Question 7: Regulation 10 also provides that the information that the HFEA should provide in response to such a request should not identify the mitochondrial donor and be limited to screening tests carried out on the donor and about her family medical history and any other non-identifying information that the donor has provided with the intention that it is made available in these circumstances. Do you agree with this approach?

Question 8: Regulations 13 provides that the HFEA should tell a mitochondrial donor, on request, when a child has been born from their donation, how many and their sex. Do you agree with this approach?

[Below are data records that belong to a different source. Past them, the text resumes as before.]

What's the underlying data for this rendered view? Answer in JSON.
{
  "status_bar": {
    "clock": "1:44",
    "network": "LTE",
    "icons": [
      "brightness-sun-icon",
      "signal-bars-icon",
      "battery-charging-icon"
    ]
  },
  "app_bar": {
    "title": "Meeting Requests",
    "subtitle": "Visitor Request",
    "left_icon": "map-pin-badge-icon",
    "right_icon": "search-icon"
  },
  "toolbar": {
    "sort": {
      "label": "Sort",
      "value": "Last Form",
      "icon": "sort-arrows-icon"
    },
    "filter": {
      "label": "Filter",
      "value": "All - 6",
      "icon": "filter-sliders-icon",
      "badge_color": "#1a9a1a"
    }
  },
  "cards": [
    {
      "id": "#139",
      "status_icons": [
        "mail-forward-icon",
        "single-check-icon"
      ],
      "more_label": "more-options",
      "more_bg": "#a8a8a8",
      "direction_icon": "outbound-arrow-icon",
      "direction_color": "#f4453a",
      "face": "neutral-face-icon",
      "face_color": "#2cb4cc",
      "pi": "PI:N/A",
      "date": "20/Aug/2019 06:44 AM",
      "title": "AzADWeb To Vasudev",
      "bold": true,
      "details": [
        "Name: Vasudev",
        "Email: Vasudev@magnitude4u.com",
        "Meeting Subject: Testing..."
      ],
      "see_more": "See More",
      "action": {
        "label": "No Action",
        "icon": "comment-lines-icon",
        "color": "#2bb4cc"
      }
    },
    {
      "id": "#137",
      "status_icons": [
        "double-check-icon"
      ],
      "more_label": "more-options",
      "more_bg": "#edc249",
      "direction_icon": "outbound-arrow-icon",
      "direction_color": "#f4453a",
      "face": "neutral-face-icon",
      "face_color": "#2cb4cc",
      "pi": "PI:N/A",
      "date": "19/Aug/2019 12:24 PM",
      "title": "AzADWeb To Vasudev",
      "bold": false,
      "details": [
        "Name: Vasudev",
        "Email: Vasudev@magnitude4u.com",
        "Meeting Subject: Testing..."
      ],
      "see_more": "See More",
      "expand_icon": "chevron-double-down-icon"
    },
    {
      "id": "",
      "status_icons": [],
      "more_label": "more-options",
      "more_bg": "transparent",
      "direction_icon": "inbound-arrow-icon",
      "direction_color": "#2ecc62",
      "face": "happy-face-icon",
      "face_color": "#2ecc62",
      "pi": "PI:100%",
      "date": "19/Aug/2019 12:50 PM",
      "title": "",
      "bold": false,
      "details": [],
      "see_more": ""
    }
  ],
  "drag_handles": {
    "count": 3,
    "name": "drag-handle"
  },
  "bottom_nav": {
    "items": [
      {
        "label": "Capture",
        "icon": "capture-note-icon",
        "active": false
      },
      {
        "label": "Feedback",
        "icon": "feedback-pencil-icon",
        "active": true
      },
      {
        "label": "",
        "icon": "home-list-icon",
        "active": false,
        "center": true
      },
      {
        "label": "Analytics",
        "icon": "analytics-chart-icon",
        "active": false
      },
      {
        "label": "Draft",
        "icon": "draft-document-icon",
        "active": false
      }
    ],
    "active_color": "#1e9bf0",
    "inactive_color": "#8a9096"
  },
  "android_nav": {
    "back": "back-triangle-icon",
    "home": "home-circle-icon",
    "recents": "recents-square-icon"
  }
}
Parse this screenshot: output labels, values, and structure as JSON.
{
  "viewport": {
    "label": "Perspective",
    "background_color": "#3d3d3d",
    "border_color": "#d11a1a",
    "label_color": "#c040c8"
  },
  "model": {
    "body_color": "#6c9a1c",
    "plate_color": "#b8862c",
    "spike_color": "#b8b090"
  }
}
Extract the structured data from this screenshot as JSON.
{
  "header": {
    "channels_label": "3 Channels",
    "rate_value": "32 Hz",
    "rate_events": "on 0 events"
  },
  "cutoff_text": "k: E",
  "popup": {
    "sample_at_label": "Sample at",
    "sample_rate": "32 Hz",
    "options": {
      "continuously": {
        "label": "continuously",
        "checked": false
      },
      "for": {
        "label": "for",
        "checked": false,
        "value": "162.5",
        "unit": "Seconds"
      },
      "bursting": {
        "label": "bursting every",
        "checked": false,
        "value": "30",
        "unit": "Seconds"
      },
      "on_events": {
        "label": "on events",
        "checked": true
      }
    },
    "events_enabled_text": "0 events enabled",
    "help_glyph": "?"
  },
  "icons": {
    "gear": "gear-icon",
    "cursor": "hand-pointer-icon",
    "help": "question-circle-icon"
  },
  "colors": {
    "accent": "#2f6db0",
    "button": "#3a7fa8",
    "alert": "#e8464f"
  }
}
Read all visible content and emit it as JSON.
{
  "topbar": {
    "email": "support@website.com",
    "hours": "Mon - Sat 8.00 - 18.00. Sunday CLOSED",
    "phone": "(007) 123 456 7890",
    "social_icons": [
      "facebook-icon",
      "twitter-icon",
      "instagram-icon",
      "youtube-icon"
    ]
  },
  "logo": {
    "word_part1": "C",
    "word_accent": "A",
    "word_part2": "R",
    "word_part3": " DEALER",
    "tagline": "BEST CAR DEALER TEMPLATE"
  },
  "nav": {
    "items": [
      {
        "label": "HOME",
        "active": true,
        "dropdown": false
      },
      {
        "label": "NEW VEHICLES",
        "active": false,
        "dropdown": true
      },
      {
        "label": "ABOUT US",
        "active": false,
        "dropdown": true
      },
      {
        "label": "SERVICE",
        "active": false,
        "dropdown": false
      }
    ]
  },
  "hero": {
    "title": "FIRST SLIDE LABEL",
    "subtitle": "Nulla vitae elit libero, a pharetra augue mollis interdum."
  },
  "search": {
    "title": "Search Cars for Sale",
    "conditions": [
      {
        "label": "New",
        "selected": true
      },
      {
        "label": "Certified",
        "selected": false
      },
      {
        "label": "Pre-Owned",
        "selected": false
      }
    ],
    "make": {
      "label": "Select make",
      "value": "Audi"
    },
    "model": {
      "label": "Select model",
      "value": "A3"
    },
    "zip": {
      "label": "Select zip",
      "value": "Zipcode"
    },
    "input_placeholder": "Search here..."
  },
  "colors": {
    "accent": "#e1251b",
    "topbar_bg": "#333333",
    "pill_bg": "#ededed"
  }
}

Q.7 & 8. It would seem reasonable to withhold the identity of the donor from the recipient and vice versa, as problems so readily proceed from this. The wisdom of the whole project must remain questionable, not just for the reasons that we have mentioned, but also because the need for non-disclosure will be less and less acceptable in a world where everything is expected to be increasingly transparent.

Question 9: Do you have comments on any other aspect of the draft

Q9. Apart from our complete opposition to PNT, where an embryo is destroyed, we are worried that children will be born with DNA from 3 “parents”. We are not confident that the transfer of such important DNA material may not have some other effect on the subsequent child’s existence. Even your Expert Panel, who reported in April 2011 & November 2012 (and is to report again we believe) can only claim not to have found any evidence that the procedures are unsafe; they advise more research on Primates, and long-term follow of the Human Beings involved. The changes to the 1990 HFE Act allowed by Parliament in 2009 are only to be permitted if they are “effective and safe”. Clearly safety cannot be guaranteed. We note that the UK is determined to lead the World in this area, but the EU & UN do not allow these procedures in humans, and there is no virtue in being first in an area where we may be acting unethically and be regarded as a “Rogue State.” We regret the fact that the UK has no means of developing a “National Ethical Framework” which could be used to help scientists find their way through these ethically difficult developments.